A lightweight AI-powered product assistant built using C#, Azure Functions, Microsoft Semantic Kernel, Azure OpenAI, and Redis. The system answers natural‑language questions about SKF bearing attributes using local JSON datasheets while maintaining conversation context and capturing user feedback.
User Request
↓
Azure Function HTTP Endpoint
↓
Intent Orchestrator (Semantic Kernel)
↓
┌───────────────┬────────────────┐
│ │ │
Q&A Agent Feedback Agent
│ │
Redis Cache Redis Feedback Store
│
JSON Datasheets (authoritative source)
│
Conversation State (in-memory)
- Azure Function: Single HTTP endpoint used to receive user messages.
- Intent Orchestrator: Uses Semantic Kernel + Azure OpenAI to classify requests (Question / Feedback).
- Q&A Agent: Extracts product + attribute, checks Redis cache, reads JSON datasheets if needed.
- Feedback Agent: Captures user corrections and stores them in Redis.
- Conversation State: Maintains last product, attribute, and answer.
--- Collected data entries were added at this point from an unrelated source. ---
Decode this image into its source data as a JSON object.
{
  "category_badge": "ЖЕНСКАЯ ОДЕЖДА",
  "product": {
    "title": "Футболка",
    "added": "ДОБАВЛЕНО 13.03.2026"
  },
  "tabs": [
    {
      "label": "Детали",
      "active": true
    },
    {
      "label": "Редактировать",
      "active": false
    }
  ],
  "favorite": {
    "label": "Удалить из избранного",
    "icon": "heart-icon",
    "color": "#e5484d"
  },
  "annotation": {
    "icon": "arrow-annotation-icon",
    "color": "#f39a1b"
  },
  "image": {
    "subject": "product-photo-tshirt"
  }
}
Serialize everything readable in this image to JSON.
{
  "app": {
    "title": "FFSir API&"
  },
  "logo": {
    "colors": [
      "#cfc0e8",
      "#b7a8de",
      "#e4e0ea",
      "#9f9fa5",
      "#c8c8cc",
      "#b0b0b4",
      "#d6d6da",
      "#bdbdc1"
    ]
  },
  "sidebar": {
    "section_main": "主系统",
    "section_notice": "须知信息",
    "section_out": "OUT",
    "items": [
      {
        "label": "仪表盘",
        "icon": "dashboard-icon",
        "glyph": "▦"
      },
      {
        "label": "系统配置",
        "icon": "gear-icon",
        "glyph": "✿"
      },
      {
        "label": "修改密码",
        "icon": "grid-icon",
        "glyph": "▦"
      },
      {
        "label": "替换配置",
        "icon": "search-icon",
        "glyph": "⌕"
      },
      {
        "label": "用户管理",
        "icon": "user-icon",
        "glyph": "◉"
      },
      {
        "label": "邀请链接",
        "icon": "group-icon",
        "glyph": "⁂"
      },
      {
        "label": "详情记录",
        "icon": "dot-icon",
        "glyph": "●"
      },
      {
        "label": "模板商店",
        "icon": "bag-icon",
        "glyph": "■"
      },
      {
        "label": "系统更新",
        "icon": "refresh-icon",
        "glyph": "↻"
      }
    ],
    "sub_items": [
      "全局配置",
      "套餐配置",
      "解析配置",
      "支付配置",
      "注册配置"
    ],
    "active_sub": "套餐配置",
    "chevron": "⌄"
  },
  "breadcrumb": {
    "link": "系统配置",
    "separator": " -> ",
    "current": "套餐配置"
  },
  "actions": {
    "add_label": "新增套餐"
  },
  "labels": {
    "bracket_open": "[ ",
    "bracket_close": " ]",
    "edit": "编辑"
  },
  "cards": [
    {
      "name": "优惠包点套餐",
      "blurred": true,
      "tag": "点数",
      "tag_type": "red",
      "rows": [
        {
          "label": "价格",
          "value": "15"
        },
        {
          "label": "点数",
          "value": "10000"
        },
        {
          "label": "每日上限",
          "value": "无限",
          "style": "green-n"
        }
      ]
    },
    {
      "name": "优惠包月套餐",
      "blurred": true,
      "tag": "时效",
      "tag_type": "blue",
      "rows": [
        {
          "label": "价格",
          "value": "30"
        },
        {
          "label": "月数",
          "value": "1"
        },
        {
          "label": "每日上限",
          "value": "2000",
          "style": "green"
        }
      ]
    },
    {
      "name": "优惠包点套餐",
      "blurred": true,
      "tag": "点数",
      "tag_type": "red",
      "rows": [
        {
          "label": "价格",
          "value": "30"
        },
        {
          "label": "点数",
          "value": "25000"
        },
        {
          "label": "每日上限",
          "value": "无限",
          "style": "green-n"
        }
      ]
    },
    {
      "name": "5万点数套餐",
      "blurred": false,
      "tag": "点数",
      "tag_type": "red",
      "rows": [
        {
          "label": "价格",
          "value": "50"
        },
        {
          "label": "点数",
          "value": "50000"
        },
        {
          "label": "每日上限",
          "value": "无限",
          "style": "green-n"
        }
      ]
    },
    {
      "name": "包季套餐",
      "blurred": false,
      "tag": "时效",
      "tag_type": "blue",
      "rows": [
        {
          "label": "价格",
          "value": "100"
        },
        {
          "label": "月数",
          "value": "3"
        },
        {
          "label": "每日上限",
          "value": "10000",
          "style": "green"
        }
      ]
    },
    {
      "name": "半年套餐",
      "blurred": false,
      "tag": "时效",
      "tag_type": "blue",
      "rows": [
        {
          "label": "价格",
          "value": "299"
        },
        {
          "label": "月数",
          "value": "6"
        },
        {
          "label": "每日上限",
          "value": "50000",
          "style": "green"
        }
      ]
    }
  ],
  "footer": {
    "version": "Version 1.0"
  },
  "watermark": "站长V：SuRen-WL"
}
git clone <repo-url> cd SKF.ProductAssistant
dotnet restore
func start
POST http://localhost:7071/api/AskProduct
Add one local.settings.json
{
"IsEncrypted": false,
"Values": {
"AzureWebJobsStorage": "UseDevelopmentStorage=true",
"FUNCTIONS_WORKER_RUNTIME": "dotnet-isolated",
"AOAI_ENDPOINT": "https://developer-***-foundry.*****.azure.com/",
"AOAI_DEPLOYMENT": "****************************",
"AOAI_API_KEY": "****",
"REDIS_CONNECTION": " **********"
}
}
User Question ↓ Redis Cache Check ↓ Cache HIT → return answer Cache MISS → JSON lookup ↓ Save answer to Redis
- Answers only generated from local JSON datasheets.
- LLM used only for extraction and classification.
- If data not found → system abstains.
Q: What is the width of 6205? A: The width of the 6205 bearing is 15 mm. Q: And what about its diameter? A: The diameter of the 6205 bearing is 52 mm. Q: That last width is wrong—store my correction: 6205 width 15 mm. A: Thanks—your feedback for 6205 / width has been saved. Q: Diameter for 9999? A: Sorry, I can’t find that information for ‘9999’.